Bethany Roberts, FISM News
Montana Governor Greg Gianforte declared a statewide disaster on Tuesday after Yellowstone National Park experienced record flooding due to pervasive rainfall and rapid snowmelt. In a rare occurrence, the park was completely shut off to visitors, and some locals were left stranded due to washed-out and impassable roadways.
“This isn’t my words, but I’ve heard this is a thousand-year event,” Yellowstone Superintendent Cam Sholly said. “From what I understand, one of the highest cubic feet per second (CFS) ratings for the Yellowstone River recorded in the ‘90s was at 31,000 CFS, and Sunday night we were at 51,000 CFS.”
From Friday through Monday, the north side of the park received up to five inches of rain, according to the National Weather Service. In addition, there was 2 to 5 inches of snowmelt which led to around 4 to 9 inches of excess water in the local waterways.

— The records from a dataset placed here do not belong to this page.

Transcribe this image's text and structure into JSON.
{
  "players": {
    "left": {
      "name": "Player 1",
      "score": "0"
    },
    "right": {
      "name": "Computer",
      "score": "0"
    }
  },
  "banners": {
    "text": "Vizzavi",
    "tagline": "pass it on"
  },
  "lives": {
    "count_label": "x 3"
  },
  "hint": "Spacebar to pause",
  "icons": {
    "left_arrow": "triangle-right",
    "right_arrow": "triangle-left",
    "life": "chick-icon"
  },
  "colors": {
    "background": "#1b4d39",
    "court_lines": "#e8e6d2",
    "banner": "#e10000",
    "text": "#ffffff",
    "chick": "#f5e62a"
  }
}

The river rose more than five feet on Monday morning, according to the National Oceanic Atmospheric Administration river gauge data. The gauge recorded a 13.85 feet high crest, which is 2.35 feet higher than the historical high of 11.5 feet in 1918. The flooding has also caused some areas to be under warnings to avoid drinking local water due to a broken water main and submerged wells.
The full extent of the damage is still being assessed, but it has already been noted that park infrastructure was adversely impacted by the storm.
“The road damage is probably the biggest concern,” Gardiner, Montana, resident Schalene Darr told weather.com in an interview Tuesday afternoon. “From Mammoth to Gardiner, which is probably about a thousand feet elevation difference, coming down that canyon there, it’s a total loss.”
Officials said there were thankfully no immediate reports of injuries or deaths. Sholly said at a news conference that as of Tuesday morning, all tourists had been evacuated. According to CNN, Sholly also said officials had located all backcountry campers. Only one group is left in the northern loop.
The event has also impacted those traveling to the park during the peak summer season.
“There will be no inbound visitor traffic at any of the five entrances into the park, including visitors with lodging and camping reservations, until conditions improve and park infrastructure is evaluated,” the NPS said on their website. The north, northeast, west, south, and east entrances are all closed.
Those in Gardiner and the surrounding areas are still in need of help and prayer. Even though the rain has stopped, a large number of people remain stranded due to roads being washed out, but thankfully evacuations have run smoothly so far.